ちがさき丸ごと博物館

大山信仰の碑

名称 大山信仰の碑 別名
所在地
概要 伊勢原市にそびえる大山は、昔から霊山をして知られています。大山の信仰が庶民に広まったのは江戸時代です。村々では大山講を組んで、御(お)師(し)の指導のもと、年に一度代参者を立てて大山にもうで、不動明王に豊作、豊漁、商売繁盛、雨乞(ご)い、無事息災などを祈願しました。信仰は関東地方を中心に、福島・新潟・長野・静岡の一部にまで及んでいました。大山信仰により建てられた碑が、市内には4基あります。円蔵の了覚院境内の碑は、行者の了察が浅草観音と大山の不動尊に三十三度のお参りを成し遂げた記念として、寛政7年(1795)に建てたものです。赤羽根の西光寺のものは石灯ろうで、その竿石に「大山 石尊大権化 大天狗 小天狗」と彫ってあります。

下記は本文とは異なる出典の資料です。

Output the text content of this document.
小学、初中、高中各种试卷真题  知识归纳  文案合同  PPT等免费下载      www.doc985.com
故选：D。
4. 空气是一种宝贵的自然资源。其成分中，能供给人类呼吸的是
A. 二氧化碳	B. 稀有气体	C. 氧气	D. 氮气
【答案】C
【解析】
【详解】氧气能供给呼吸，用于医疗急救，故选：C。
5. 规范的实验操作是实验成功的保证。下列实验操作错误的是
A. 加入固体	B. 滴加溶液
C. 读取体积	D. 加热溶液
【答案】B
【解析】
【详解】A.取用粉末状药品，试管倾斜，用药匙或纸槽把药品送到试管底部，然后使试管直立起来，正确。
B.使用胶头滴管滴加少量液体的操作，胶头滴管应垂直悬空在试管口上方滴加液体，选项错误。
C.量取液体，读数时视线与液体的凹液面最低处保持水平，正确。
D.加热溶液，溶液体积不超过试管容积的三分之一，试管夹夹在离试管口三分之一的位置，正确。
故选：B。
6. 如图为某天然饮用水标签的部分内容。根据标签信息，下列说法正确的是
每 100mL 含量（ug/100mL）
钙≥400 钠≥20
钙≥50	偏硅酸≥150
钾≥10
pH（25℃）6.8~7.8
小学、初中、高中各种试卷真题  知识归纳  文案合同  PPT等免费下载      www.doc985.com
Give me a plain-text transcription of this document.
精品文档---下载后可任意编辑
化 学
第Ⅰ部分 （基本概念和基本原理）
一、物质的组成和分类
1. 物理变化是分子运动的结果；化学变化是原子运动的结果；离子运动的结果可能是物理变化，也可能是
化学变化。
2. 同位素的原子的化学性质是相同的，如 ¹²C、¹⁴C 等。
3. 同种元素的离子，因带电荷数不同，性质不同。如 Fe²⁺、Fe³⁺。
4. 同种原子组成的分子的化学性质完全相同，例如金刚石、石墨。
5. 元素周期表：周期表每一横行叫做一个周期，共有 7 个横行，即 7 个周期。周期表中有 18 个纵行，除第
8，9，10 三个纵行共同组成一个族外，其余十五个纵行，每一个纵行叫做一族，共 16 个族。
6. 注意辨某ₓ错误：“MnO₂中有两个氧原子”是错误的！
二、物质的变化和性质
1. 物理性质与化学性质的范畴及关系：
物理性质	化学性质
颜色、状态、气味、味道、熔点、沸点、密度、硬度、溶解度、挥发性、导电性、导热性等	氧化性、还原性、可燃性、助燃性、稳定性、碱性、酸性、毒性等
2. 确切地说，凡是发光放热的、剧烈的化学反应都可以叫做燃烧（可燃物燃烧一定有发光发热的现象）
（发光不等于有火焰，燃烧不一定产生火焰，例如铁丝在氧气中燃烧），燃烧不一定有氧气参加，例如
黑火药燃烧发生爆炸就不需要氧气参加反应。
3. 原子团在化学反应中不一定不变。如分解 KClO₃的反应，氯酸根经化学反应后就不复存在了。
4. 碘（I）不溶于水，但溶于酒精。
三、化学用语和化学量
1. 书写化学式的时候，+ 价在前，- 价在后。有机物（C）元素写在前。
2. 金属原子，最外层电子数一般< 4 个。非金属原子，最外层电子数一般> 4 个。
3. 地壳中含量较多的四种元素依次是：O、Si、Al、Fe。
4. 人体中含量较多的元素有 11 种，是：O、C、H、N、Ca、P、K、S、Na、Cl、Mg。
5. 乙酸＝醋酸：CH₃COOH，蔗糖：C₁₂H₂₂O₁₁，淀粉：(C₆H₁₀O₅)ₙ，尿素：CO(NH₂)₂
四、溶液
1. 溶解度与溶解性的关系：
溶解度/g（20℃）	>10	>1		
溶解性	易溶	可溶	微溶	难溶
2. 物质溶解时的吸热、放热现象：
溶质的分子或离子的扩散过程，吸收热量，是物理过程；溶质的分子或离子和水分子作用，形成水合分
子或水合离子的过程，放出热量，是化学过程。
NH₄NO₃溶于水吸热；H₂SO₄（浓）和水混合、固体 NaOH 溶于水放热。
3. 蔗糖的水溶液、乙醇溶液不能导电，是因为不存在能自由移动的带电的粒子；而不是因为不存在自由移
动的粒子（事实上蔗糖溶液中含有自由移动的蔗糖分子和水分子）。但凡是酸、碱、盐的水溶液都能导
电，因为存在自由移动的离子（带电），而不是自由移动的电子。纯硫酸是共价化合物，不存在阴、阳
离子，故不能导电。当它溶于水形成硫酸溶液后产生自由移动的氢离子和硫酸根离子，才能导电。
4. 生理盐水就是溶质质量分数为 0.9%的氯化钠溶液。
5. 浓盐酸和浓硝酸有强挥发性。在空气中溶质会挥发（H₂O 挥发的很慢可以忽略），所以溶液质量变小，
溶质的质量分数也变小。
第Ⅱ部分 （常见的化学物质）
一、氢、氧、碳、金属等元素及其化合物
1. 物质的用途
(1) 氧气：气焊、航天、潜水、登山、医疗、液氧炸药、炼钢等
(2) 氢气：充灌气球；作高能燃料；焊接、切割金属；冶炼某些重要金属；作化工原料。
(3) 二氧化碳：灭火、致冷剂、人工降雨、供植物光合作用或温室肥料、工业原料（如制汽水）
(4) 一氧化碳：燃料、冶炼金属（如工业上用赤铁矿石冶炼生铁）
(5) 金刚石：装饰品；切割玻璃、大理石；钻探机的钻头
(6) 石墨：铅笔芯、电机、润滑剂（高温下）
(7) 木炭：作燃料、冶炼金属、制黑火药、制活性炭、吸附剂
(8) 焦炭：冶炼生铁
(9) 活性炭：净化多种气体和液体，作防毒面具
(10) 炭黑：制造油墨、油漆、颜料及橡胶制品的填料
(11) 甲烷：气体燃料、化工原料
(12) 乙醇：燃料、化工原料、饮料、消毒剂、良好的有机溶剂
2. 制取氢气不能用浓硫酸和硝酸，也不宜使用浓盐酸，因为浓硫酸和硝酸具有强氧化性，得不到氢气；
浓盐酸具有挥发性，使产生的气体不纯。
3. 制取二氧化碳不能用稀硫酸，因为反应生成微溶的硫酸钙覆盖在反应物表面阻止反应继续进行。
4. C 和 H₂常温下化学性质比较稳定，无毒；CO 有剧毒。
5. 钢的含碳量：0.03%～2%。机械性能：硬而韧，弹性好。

この寺の二十五世住職の清譽が発案者となり、中赤羽根の村人、若者組らと共に寛政10年(1798)に建てたものです。この灯ろうは大山灯ろうとしてつくられたものと思われます。大山の夏山の最中に、献灯のために灯ろうを立てる習慣は、大山信仰の及んだ広い地域に見られるからです。今年も南湖下町や柳島で神社の境内に木製の灯ろうが立っていました。下町屋の梅雲寺には、墓地入口の覆い屋の中に三十センチほどの丸彫りの不動様があります。享和元年(1801)に嶋村弥右衛門が建てたと彫ってありますが、大山に関する文字はありません。しかし、不動明王は大山信仰のかなめを成すものです。石の不動様は、藤沢市四ツ谷の大山道入り口にも大きな道標とともにあります。小和田の熊野神社の本殿脇の碑は、万延元年(1860)の建立で、願主・世話人として列記された新田、大八木、新倉、白井、清水、程島、真壁の姓はいずれも地元に今も多いものです。碑面には「富士浅間大神 不動大明王 石尊大権化」とあり、富士山にも登っていたことが分かります。なお、この碑の文字は、幕末期の文化人、柳島の藤間柳庵の書によるものです。